Jak widać, chmury były dość nisko, temperatura ciągle koło 12 stopni, dlatego na Przełęczy postanowiliśmy, że jedziemy w dół do Kletna trasą narciarstwa biegowego, a dalej pod Jaskinię Niedźwiedzia na lokalne przysmaki, które śmierdziały już jakieś 2 km wcześniej. Pod Jaskinią zaczęło padać i od tej pory padało już ciągle mniej lub bardziej.
Dalszy plan był taki, że zjeżdżamy do Siennej i stamtąd wyciągiem na Czarną Górę, coby się za bardzo nie spocić :P Postanowiliśmy jednak najpierw zadzwonić na dolną stację, żeby się upewnić czy w taką pogodę wyciąg pracuje. Zła wiadomość - jednak trzeba będzie się spocić. No trudno. W końcu przyjechaliśmy w góry :)
No i znowu pod górę. Najpierw szutróweczką:




A później wpakowaliśmy się na bardzo fajny singiel, który okazał się być częścią bikeparku na Czarnej Górze. To była trasa FR, którą niestety jechaliśmy pod prąd. Stwierdziliśmy, że w taką pogodę i tak nikt nie będzie tędy jechał :P


Jechało się bardzo sympatycznie i nawet zastanawialiśmy się czy nie zjechać tego później w dół, ale... no... co tu owijać w bawełnę: po prostu nam się nie chciało później znowu podjeżdżać :)




Ten singiel bardzo nas nakręcił i kiedy dotarliśmy na Żmijową Polanę chcieliśmy jechać dalej, wyżej, szybciej... No... po prostu dalej. Ale niestety zrobiło się jeszcze zimniej, deszcz zaczął być bardziej natarczywy, więc po prostu postanowiliśmy wrócić do domku.

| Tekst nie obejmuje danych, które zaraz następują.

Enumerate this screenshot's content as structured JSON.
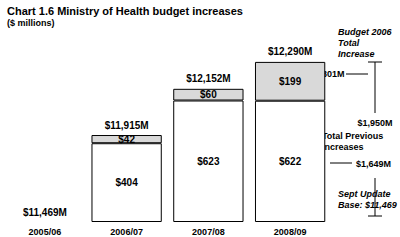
{
  "chart_data": {
    "type": "bar",
    "title": "Chart 1.6 Ministry of Health budget increases",
    "subtitle": "($ millions)",
    "categories": [
      "2005/06",
      "2006/07",
      "2007/08",
      "2008/09"
    ],
    "stacked": true,
    "data_labels": true,
    "series": [
      {
        "color": "#ffffff",
        "values": [
          0,
          404,
          623,
          622
        ],
        "value_labels": [
          null,
          "$404",
          "$623",
          "$622"
        ]
      },
      {
        "color": "#d9d9d9",
        "values": [
          0,
          42,
          60,
          199
        ],
        "value_labels": [
          null,
          "$42",
          "$60",
          "$199"
        ]
      }
    ],
    "total_labels": [
      "$11,469M",
      "$11,915M",
      "$12,152M",
      "$12,290M"
    ],
    "ylim": [
      0,
      1000
    ],
    "yticks": [
      0,
      1000
    ],
    "tick_labels": "x",
    "grid": false,
    "annotations": [
      {
        "text": "Budget 2006\nTotal\nIncrease"
      },
      {
        "text": "$301M"
      },
      {
        "text": "$1,950M"
      },
      {
        "text": "Total Previous\nIncreases"
      },
      {
        "text": "$1,649M"
      },
      {
        "text": "Sept Update\nBase: $11,469"
      }
    ]
  }
}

Dojechaliśmy więc na Jaworową Kopę i stamtąd na Igliczną zielonym szlakiem, a dalej niebieskim prosto do Międzygórza. Obydwa te szlaki były naprawdę świetne. Zielony - szybki z dużą zawartością kamieni i korzeni, niebieski - stromy, z uskokami i mocno kamiennym podłożem.

Początek zielonego:


I ciąg dalszy zielonego:






I końcówka niebieskiego:


Komentarze (0)

Nie ma jeszcze komentarzy.
Wpisz dwa pierwsze znaki ze słowa eniec

Dozwolone znaczniki [b][/b] i [url=http://adres][/url]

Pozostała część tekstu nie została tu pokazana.